The letter rambled on for some time, as was the case with most of Brenda’s epistles. But, in the postscript, it once again alluded to the subject of the needful twenty pounds.

“Oh, it is such a little sum,” wrote Brenda,—“so easily acquired, so quickly spent. Why, my eldest pupil had far more than that spent on her wardrobe last spring, and yet she looks nothing in particular. Whereas I—well, dear—I am sorry to have to take all the good looks—but I flatter myself that I am a very pretty young person; and if I had only a few linen tennis skirts and jackets and a white frock for garden parties, and a few hats, ribbons, frills, etc, etc, why—I would do fine. But, oh dear—where’s the use of worrying you! You can’t get me the money, and there’s no one else to do it. So I shall always be your pretty Brenda Carlton to the end of the chapter.”

That special letter had arrived on the morning of the day when this story opens, and its main idea was so absolutely impossible to Penelope that she had not worried much about it. Brenda was always talking in that fashion—always demanding things she could not possibly get—always hoping against hope that her beauty would win her a good match in the matrimonial market. But now Penelope thought over the letter with very different feelings. If she could, by any possibility, gratify Brenda, she thought that happiness might not be unknown to her. She loved Brenda: she admired her very great beauty. She hated to see her shabbily dressed. She hated to think of her as going through insult and disagreeable times. She felt that, if she had the ordering of the world, she would shower riches and blessings and love and devotion on her sister, and be happy in her happiness. If ever she had golden dreams, the dreams turned in the direction of Brenda. If ever her talents brought forth fruit, the fruit should be for Brenda.

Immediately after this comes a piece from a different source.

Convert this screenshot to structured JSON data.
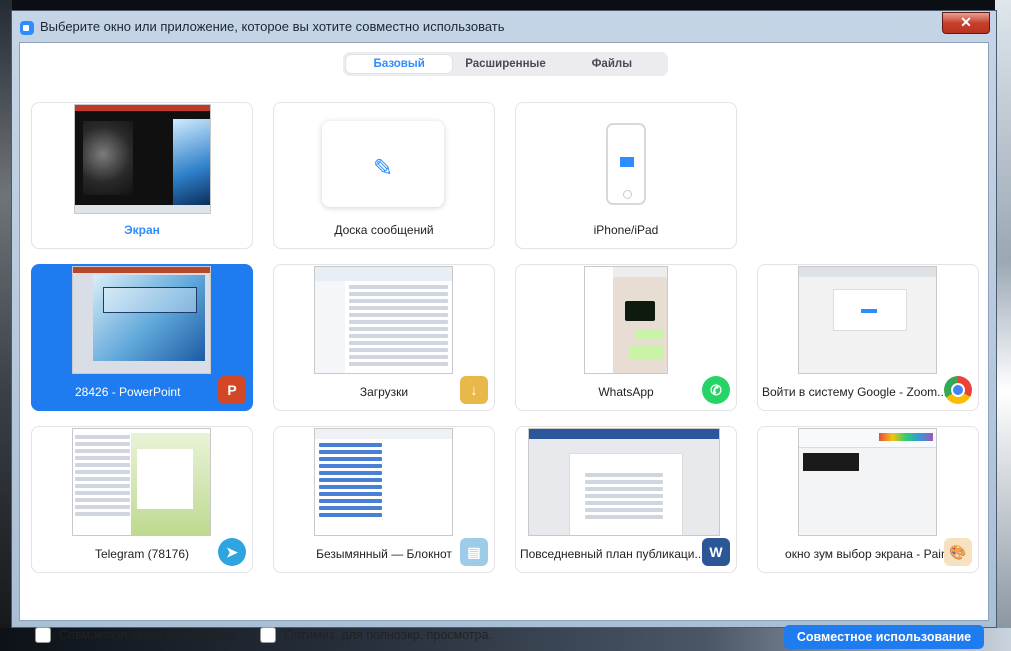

But all these things were for the future. She was now sixteen and a half years of age. She had been at Hazlitt Chase for exactly six months. She had not found any special niche in the school, but her teacher spoke fairly well of her, and she resolved to devote herself to those accomplishments which might make her valuable by-and-by, and not for a single instant to trouble her head about either moral or religious training.

“My place in this world is quite hard enough, and I cannot bother about any other,” thought Penelope. “I must enjoy the present and get strong, and do right, because otherwise Mrs Hazlitt won’t give me a character of any use to me: and then I must get the best salary I can and save money for Brenda. At least, we could spend our holidays together.”